Even as the once-beloved red envelope that perfectly symbolized the convenience of Netflix’s video service is reduced to tatters in its customers' eyes, Wall Street pundits have begun sounding alarms about CEO Reed Hastings' profit-taking windfall.
As the Wall Street Journal pithily remarked about the service's now-shrinking consumer base, “If the CEO of Netflix Inc. were in a movie, the townspeople would be chasing him with torches and pitchforks.”
Also read: Netflix's Qwikster Move: Hard-Headed Business, Not Greed
To adopt that metaphor to Wall Street’s view of recent Netflix history, the most knowledgeable townspeople are holding a lantern close to Hastings’ apparently legal but somehow discouraging practice of regularly unloading chunks of his own Netflix holdings — and apparently finding some witchcraft afoot. What was once just scuttlebutt — complaints about the CEO’s profit-taking when the company’s share price was still elevated, before the recent dismaying announcements — is now the stuff of articles in places like the Journal and the web site Seeking Alpha.
Hastings has long sold shares under the SEC’s 105b provisions, designed to insulate insiders from their own divestitures of company stock, so it’s unlikely even the harshest critics would accuse him of insider trading. Shareholders who have been riding out the more recent tumble might wish they’d been part of the regular dumping plan.
At the same time, the company has been buying back its own stock in recent months. Depending on underlying circumstances, that could increase shareholder confidence or look like putting lipstick on a pig.
The Wall Street Journal’s Brett Arends wrote:
“In the first two quarters of this year, Netflix spent $160 million of stockholders’ cash buying in shares at an average price of $222. So far investors have lost $47 million on that deal. Who benefited? Anyone selling stock during that period. Prominent among them is Reed Hastings…according to an analysis of public filings by InsiderScore, he’s cashed out about $41 million since, at an average price of $236. In other words, by curious coincidence, the profits he’s made selling this stock are almost as much as the company has lost buying it.”
Tony Wible, an analyst with Janney Montgomery Scott, framed it this way, albeit with some exaggeration: “Reed is selling options on a weekly basis. You have to ask yourself, it these are the smartest guys in the room, why doesn’t the co-founder own any shares?”
Netflix shares have slumped some 38 percent since Netflix downsized its subscriber forecast on Sept. 15.
On Wednesday, at a conference hosted by Goldman Sachs, it was chief financial officer David Wells’ turn to be queried not about dumping shares but the company’s bifurcation of its businesses.
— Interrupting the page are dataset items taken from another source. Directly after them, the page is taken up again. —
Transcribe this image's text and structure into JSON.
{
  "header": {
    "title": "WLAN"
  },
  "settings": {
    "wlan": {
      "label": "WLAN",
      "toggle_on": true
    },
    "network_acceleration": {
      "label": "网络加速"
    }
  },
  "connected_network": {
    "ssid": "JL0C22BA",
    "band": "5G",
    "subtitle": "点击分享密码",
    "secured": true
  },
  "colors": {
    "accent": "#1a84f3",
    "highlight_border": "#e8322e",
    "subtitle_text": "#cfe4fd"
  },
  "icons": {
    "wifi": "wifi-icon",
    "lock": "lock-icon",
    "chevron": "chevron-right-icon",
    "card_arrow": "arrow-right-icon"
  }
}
He admitted to being “humbled” by the reaction that saw the service shed a million subscribers in a few days.
“We’ve ruffled a lot of feathers,” Wells admitted, but added that the company’s response would not be to roll back the price increase (in some cases as much as 60 percent), even temporarily, as that would merely be “kicking the can down the road.”
Wells addressed the recent loss of content, notably due to an expiring Starz deal. (Though he was able to report the extension and expansion of a licensing accord with Discovery Communications.)
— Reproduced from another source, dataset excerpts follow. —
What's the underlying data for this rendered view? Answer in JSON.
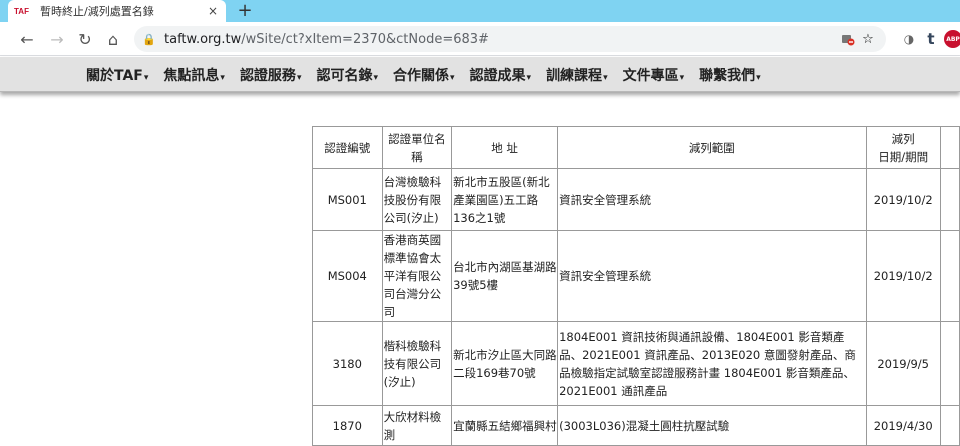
{
  "tab": {
    "favicon": "TAF",
    "title": "暫時終止/減列處置名錄",
    "close": "×",
    "new_tab": "+"
  },
  "address": {
    "url_domain": "taftw.org.tw",
    "url_path": "/wSite/ct?xItem=2370&ctNode=683#"
  },
  "icons": {
    "back": "←",
    "forward": "→",
    "reload": "↻",
    "home": "⌂",
    "lock": "🔒",
    "star": "☆"
  },
  "extensions": [
    "◑",
    "t",
    "ABP"
  ],
  "nav": {
    "items": [
      "關於TAF",
      "焦點訊息",
      "認證服務",
      "認可名錄",
      "合作關係",
      "認證成果",
      "訓練課程",
      "文件專區",
      "聯繫我們"
    ]
  },
  "table": {
    "headers": [
      "認證編號",
      "認證單位名稱",
      "地 址",
      "減列範圍",
      "減列\n日期/期間"
    ],
    "rows": [
      {
        "id": "MS001",
        "name": "台灣檢驗科技股份有限公司(汐止)",
        "address": "新北市五股區(新北產業園區)五工路136之1號",
        "scope": "資訊安全管理系統",
        "date": "2019/10/2"
      },
      {
        "id": "MS004",
        "name": "香港商英國標準協會太平洋有限公司台灣分公司",
        "address": "台北市內湖區基湖路39號5樓",
        "scope": "資訊安全管理系統",
        "date": "2019/10/2"
      },
      {
        "id": "3180",
        "name": "楷科檢驗科技有限公司(汐止)",
        "address": "新北市汐止區大同路二段169巷70號",
        "scope": "1804E001 資訊技術與通訊設備、1804E001 影音類產品、2021E001 資訊產品、2013E020 意圖發射產品、商品檢驗指定試驗室認證服務計畫 1804E001 影音類產品、2021E001 通訊產品",
        "date": "2019/9/5"
      },
      {
        "id": "1870",
        "name": "大欣材料檢測",
        "address": "宜蘭縣五結鄉福興村",
        "scope": "(3003L036)混凝土圓柱抗壓試驗",
        "date": "2019/4/30"
      }
    ]
  }
}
And yet the company is in sore need of more content on the streaming side. While the undisclosed inventory of physical DVD’s has been estimated by Wedbush Securities analyst Michael Pachter at around 100,000 titles, the streaming library has hovered around 20,000 titles.
Wells had other more upbeat news to discuss, including the revelation that most of Netflix’s future content deals will be for television shows rather than movies, and that the company may also spend 15 percent of its budget on original programming.
Wells added that Netflix plans to add social-networking features to its video service. A New York Post report said that Facebook Inc. may announce partnerships with Netflix and the competing Hulu LLC.
Street naysayers aside, a number of observers saw wisdom in splitting the businesses, given the logic Wells pointed out — the company is determined to keep the faltering DVD business focused on operating margins while the online business will push for subscriber growth.
Ultimately, Netflix’s ability to rebound going forward may depend in large part on how it handles its PR issues.
“The issues arise from the communication around the strategy and the naming of the brand. The initial announcement of the cost hike and terms changes was poorly done — it took their customers for granted, Netflix announced in an arrogant take-it-or-leave-it style," said Howard Belk, co-president and CEO of the global strategic branding firm Siegel + Gale.
“It was shocking. People had this affinity for the brand, they felt like they had helped build it and felt part of it, and all of a sudden they were being treated like a commodity.”